O objetivo deste trabalho é apresentar estudo preliminar de reconstrução 3D do osso temporal, para o estudo de vias de acesso cirúrgico para neuroma do acústico.

MATERIAL E MÉTODO

Foi utilizado o osso temporal esquerdo de cadáver sem alteração otoscópica, conservado em formol. A parte escamosa do mesmo foi fixada com cola de silicone em superfície plástica de 16 x 9 cm, a qual se ajusta de forma precisa a um recipiente, também plástico, medindo 16 x 9 x 10 cm. Este foi preenchido completamente com água, sendo a peça imersa na mesma. O resultado final é uma caixa preenchida de água, tendo em seu interior a peça, mantida imóvel pela sua parte escamosa, que se acha fixada à tampa do recipiente. Todo o conjunta foi fixado a um anteparo com ajuste preciso da posição no espaço, contendo as coordenadas numeradas nos eixos x e y (plano perpendicular à mesa do tomógrafo). O resultado final obtido permitiu que a posição da peça fosse mantida constante nas oportunidades em que foram efetuadas os exames.

Todos os exames foram realizados no mesmo tomógrafo, modelo CT-PACE plus (GE - USA), com espessura de 1mm, FOV de 9 cm, algoritmo de reconstrução de alta resolução espacial (bone), 120 Kv e 80 mA, com tempo de aquisição de cada imagem de 3 segundos. Os exames foram realizados em três etapas: antes de qualquer manipulação, após acesso retrolabiríntico e após acesso trans-labiríntico.

A peça, ainda fixa no plástico, foi brocada simulando a cirurgia via retrolabiríntica, com conservação da cadeia ossicular e labirinto. Foi removido o osso sobre a dura-máter da fossa posterior desde a porção posterior do seio sigmóide até o conduto auditivo interno anteriormente. Com a peça neste estágio, foram realizados novos cortes tomográficos. Com o segundo exame concluído, foi realizada a labirintectomia para simulação da via translabiríntica e então realizado o exame tomográfico final. Os exames foram arquivados em discos ópticos para posterior análise.

Para reconstrução tridimensional foi utilizado o software do próprio aparelho de tomografia, o qual promove reconstruções baseadas num limite de unidades Hounsfield, ajustado para visualização de tecido ósseo no presente estudo. Para o cálculo do volume de osso retirado por cirurgia, as imagens foram transferidas para um microcomputador via uma câmera CCD (Sony - Tokio, Japão) conectada à uma placa digitalizadora de imagens (Oculux TCX - Coreco, Canadá). O cálculo preciso do volume de osso retirado foi conseguido com a ajuda de um software de análise de imagens (Bioscan Optimas - v.401 - Aldus Corp., EUA), o qual permite a integração da área de cada imagem, para gerar o volume a partir da espessura representada e do número de imagens.
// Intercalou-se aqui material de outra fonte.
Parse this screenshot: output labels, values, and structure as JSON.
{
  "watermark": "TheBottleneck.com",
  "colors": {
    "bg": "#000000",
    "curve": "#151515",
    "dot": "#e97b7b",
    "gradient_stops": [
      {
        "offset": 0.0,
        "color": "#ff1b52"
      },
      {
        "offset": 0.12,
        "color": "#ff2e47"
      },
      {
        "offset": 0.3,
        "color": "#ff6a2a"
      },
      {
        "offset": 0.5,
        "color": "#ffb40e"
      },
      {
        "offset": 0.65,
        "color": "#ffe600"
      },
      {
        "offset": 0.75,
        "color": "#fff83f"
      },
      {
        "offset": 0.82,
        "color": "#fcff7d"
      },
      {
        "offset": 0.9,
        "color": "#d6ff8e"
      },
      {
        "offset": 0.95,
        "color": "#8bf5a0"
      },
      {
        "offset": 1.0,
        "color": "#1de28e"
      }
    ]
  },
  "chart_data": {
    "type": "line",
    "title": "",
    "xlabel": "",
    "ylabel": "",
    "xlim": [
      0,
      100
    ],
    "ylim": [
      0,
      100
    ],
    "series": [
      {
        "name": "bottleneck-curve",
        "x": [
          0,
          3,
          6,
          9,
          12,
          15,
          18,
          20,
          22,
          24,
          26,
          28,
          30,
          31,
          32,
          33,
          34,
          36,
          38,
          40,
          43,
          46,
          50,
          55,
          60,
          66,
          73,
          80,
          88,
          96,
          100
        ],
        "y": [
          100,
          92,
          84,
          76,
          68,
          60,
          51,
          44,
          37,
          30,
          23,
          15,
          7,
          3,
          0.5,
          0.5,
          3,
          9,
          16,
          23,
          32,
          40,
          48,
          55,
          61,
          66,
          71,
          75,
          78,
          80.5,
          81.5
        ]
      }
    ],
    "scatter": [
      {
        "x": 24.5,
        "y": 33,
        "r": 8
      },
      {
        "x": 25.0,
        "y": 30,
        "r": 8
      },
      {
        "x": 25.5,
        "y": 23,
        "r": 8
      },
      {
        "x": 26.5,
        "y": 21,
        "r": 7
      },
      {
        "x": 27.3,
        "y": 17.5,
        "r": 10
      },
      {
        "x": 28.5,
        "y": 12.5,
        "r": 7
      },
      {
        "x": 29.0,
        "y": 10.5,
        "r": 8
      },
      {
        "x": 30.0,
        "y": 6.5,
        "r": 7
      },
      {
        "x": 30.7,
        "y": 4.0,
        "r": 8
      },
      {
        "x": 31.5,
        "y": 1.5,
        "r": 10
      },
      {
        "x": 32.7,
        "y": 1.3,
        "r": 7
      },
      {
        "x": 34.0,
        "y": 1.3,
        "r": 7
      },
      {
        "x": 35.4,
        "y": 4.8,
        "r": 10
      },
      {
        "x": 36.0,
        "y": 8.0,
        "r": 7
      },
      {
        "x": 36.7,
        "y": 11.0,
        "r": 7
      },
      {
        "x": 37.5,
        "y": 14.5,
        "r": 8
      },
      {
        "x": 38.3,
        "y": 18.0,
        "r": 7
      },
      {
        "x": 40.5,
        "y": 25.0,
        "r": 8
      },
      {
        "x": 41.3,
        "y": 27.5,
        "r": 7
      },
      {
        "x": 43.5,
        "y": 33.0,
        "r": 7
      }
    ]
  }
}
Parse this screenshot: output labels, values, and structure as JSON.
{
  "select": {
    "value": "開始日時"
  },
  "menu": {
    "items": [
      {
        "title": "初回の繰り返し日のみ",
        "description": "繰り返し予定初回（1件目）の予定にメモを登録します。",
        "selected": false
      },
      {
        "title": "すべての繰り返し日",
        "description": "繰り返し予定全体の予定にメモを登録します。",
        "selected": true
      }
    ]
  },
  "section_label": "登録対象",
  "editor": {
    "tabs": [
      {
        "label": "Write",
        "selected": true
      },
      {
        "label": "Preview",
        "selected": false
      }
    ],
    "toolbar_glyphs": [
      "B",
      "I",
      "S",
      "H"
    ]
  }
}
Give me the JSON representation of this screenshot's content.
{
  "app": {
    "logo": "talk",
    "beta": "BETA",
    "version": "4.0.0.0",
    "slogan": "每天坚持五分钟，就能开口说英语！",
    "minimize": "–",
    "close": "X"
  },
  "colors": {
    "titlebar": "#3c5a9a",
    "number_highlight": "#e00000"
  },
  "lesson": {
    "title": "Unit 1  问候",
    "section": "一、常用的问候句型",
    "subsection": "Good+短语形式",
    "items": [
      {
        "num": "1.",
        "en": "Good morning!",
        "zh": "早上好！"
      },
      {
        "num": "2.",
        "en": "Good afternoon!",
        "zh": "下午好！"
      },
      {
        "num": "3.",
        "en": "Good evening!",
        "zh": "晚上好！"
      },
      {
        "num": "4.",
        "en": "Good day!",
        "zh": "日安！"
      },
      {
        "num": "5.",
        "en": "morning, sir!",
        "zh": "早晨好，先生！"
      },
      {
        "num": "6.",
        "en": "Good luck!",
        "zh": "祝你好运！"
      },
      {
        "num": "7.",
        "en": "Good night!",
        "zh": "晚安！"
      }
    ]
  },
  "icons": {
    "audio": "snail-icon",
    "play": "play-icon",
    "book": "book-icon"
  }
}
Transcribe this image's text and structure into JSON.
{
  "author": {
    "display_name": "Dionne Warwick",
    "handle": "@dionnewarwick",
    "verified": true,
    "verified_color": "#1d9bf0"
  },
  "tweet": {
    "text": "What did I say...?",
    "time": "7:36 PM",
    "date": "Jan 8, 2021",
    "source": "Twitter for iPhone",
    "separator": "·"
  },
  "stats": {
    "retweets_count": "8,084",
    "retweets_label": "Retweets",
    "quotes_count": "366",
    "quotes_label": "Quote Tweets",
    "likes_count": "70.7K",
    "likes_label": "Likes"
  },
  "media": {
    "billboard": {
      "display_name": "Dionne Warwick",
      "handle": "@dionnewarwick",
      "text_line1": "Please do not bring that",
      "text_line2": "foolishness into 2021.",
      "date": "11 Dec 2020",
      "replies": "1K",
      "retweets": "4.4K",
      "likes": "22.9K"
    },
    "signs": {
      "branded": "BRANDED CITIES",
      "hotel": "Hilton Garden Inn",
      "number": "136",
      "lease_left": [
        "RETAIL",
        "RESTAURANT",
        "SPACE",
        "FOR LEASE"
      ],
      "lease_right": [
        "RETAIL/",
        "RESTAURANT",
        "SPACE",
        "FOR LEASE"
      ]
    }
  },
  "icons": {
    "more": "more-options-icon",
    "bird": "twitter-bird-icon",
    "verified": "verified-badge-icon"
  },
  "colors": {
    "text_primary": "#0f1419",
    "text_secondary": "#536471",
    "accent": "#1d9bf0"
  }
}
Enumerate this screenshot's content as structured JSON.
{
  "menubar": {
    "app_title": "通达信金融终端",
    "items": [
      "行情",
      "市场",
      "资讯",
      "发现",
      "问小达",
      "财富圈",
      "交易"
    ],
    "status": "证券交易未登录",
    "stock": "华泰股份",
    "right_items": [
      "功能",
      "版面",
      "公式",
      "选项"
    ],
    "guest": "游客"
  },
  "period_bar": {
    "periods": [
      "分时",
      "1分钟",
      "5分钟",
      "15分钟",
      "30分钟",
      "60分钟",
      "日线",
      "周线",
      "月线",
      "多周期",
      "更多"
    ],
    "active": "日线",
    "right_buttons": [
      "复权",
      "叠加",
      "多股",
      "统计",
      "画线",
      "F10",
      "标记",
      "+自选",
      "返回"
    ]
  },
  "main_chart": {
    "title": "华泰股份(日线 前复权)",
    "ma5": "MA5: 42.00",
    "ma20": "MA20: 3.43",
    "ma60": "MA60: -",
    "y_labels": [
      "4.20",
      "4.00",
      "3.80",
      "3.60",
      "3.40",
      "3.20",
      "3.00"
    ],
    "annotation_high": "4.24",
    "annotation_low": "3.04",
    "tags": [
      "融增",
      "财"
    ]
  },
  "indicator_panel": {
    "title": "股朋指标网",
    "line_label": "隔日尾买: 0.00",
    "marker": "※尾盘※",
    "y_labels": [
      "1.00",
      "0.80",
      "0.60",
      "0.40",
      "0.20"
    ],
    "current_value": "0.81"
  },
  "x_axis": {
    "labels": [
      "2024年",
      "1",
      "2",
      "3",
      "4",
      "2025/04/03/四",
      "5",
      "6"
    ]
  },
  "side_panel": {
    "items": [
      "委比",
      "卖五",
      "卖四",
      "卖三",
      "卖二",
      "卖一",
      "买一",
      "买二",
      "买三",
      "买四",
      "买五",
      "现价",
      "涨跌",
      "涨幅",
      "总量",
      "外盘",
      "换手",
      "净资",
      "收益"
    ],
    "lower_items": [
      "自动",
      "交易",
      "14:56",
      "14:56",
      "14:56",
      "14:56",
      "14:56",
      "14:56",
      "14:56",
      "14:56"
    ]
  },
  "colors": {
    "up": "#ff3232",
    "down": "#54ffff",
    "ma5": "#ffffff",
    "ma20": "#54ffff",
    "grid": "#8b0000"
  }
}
Figura 1. Vista lateral: P = ponta da mastóide, t = osso timpânico, Z = arco zigomático, seta = espinha suprameatal.



Figura 2. Vista posterior: CAI = conduto auditivo interno, DE _ dueto endolinfático, SS = seio sigmóide, PB = pares bulbares.



RESULTADOS

Os resultados obtidos com a reconstrução tridimensional proporcionaram a identificação dos principais pontos anatômicos utilizados como referência para o cirurgião durante brocagem do osso temporal. A capacidade de posicionar a imagem em qualquer ângulo de observação possibilitou a adequada correlação do exame com a posição encontrada pelo cirurgião, quando do posicionamento cirúrgico habitual. O campo cirúrgico de visão mostrado nos filmes da reconstrução tridimensional fornece a noção da relação única das estruturas do ouvido de cada paciente, o que é de grande utilidade para o ato cirúrgico.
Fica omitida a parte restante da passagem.